Länder warnen vor Abbestellungen: weniger Züge auf der Schiene

Veröffentlicht: 10.07.2026 um 12:18 Uhr, dpa.de

Die Länder fordern den Bund zu einer finanziellen Kompensation von Mehrbelastungen auf, um drohende Abbestellungen von Verkehren auf der Schiene zu verhindern.

Der Bundesrat beschloss einen entsprechenden Entschließungsantrag. Konkret geht es um die Trassenpreise, auch Schienenmaut genannt. Das sind Gebühren für die Nutzung des Schienennetzes.

Der Europäische Gerichtshof hatte im März eine Regelung in Deutschland gekippt, die im Nahverkehr die Preise für die Schienennutzung deckelte. Dies sorge auch wegen Nachzahlungen für Mehrbelastungen, welche die Länder nicht stemmen könnten, sagte Bayerns Verkehrsminister Christian Bernreiter (CSU). NRW-Wirtschaftsministerin Mona Neubaur (Grüne) sagte, das Urteil stelle die Länder vor massive Probleme. Ohne einen finanziellen Ausgleich der Mehrkosten für den Bund drohten weniger Züge auf der Schiene.

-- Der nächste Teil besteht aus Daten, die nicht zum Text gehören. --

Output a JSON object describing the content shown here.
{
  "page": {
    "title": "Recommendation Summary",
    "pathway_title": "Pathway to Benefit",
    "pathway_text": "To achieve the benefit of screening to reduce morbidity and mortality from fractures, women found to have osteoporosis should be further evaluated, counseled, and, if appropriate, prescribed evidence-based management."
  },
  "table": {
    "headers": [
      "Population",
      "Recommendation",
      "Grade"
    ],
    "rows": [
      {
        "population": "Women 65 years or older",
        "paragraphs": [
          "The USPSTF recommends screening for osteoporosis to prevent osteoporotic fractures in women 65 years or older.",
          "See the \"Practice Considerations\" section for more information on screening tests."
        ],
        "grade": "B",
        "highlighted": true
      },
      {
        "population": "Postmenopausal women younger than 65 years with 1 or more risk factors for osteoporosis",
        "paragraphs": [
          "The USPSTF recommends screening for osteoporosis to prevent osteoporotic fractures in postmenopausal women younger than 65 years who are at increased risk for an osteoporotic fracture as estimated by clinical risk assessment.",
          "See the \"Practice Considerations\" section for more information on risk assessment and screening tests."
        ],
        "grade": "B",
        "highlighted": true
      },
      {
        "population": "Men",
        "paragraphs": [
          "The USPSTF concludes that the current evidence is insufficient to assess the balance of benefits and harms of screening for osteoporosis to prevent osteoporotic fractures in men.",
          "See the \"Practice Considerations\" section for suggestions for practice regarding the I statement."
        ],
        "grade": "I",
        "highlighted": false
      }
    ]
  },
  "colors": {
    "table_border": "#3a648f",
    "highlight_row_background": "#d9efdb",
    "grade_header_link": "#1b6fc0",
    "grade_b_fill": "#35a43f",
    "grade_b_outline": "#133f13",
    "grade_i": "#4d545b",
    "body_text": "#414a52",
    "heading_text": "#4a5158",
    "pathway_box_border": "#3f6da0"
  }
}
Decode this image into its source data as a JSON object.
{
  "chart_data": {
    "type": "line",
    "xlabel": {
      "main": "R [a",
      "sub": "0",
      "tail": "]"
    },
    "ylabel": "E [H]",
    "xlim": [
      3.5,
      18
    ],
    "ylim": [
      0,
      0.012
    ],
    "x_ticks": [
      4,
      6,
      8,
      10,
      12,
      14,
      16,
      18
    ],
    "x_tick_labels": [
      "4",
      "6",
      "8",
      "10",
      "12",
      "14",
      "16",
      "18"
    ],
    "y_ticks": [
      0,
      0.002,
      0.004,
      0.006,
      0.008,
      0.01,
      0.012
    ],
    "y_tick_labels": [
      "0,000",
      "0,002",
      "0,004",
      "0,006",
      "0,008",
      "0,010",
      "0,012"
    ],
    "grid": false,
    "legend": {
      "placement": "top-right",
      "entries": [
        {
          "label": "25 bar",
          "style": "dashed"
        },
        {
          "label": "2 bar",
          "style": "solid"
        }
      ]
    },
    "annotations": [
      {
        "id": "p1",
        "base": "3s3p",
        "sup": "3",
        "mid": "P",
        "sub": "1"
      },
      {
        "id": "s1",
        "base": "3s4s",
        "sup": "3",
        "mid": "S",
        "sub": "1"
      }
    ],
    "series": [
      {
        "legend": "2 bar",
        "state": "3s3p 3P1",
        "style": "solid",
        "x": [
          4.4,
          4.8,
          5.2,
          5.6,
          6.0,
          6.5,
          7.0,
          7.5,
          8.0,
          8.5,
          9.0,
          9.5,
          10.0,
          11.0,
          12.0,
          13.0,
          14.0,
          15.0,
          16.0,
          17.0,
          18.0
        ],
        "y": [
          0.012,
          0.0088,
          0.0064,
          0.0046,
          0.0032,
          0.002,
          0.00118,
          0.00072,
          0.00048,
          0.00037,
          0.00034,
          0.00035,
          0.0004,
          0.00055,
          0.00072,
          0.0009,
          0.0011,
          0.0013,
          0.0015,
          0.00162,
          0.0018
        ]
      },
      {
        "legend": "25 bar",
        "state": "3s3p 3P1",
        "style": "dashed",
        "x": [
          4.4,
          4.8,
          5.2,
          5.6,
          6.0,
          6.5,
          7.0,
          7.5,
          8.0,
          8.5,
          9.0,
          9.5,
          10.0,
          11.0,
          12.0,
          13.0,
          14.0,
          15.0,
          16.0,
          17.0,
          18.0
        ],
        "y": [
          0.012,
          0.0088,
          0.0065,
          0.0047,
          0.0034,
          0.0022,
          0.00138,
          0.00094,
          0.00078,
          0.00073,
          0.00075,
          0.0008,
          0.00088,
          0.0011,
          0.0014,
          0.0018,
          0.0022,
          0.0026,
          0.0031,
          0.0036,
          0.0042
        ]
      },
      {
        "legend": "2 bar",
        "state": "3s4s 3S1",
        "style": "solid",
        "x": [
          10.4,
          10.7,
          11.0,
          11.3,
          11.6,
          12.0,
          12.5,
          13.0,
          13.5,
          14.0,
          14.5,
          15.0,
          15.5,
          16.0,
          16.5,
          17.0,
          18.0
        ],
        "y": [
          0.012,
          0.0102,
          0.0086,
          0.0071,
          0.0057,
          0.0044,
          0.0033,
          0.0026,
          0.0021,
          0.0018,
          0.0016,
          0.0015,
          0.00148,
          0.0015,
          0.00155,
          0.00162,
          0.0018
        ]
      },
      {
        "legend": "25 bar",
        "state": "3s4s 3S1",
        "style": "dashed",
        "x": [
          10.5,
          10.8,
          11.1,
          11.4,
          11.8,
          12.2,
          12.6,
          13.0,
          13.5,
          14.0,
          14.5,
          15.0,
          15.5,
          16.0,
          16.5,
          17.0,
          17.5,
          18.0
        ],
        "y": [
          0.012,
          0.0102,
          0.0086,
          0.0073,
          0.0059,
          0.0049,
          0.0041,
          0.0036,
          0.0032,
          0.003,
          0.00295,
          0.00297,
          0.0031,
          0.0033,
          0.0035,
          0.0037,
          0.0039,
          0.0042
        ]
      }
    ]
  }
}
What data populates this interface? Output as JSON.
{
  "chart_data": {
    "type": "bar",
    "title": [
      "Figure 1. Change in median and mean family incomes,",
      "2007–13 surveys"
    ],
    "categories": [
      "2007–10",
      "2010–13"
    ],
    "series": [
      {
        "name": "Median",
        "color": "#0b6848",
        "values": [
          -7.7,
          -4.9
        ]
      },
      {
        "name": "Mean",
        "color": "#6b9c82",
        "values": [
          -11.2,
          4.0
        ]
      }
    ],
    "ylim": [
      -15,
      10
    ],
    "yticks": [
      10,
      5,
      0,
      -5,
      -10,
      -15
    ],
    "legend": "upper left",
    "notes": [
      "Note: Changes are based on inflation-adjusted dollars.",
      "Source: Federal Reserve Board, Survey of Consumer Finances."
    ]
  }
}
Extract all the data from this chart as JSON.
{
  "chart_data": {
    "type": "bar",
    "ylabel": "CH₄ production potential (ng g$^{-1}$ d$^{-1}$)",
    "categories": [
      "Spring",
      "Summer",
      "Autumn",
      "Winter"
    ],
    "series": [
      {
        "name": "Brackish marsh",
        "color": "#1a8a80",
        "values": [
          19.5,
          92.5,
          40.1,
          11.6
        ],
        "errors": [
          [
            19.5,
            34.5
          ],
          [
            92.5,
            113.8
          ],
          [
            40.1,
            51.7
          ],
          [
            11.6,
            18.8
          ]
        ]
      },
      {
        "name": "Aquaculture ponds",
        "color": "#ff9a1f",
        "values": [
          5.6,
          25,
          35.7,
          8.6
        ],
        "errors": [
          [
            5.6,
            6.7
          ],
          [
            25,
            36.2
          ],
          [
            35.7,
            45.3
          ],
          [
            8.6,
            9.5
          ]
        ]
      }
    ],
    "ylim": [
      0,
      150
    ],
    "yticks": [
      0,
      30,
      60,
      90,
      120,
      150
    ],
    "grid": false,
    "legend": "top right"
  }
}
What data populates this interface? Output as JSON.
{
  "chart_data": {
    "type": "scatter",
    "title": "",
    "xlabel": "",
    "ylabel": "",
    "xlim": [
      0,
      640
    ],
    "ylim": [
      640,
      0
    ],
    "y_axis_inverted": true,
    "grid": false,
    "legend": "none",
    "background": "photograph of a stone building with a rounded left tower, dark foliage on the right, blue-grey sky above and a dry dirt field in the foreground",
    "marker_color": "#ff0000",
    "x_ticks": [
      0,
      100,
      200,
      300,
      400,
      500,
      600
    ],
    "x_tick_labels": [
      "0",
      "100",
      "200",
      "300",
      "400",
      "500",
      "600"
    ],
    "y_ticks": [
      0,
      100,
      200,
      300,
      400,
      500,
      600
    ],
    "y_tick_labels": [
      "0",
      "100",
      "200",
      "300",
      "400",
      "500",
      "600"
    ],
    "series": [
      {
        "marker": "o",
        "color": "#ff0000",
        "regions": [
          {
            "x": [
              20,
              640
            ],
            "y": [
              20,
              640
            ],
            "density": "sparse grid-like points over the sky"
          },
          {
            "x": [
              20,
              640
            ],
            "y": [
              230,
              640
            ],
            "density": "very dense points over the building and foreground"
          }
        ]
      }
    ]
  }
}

Die Länder erwarteten vom Bund zudem schnell eine umfassende Reform des Trassenpreis-Systems, damit die Verkehre dauerhaft bezahlbar würden. Das Bundesverkehrsministerium arbeitet an einer solchen Reform. Details sind aber völlig offen.

Die saarländische Ministerpräsidentin Anke Rehlinger (SPD) nannte das Urteil einen "Knockout" für eine zukunftsfeste Finanzierung der Schiene. Ohne eine schelle Lösung müssten weitere Zugkilometer abbestellt werden. Der Bund müsse Mehrbelastungen der Länder vollständig kompensieren. Die Bundesregierung hatte bei früheren Forderungen der Länder über mehr Geld auf die angespannte Lage des Bundeshaushalts verwiesen.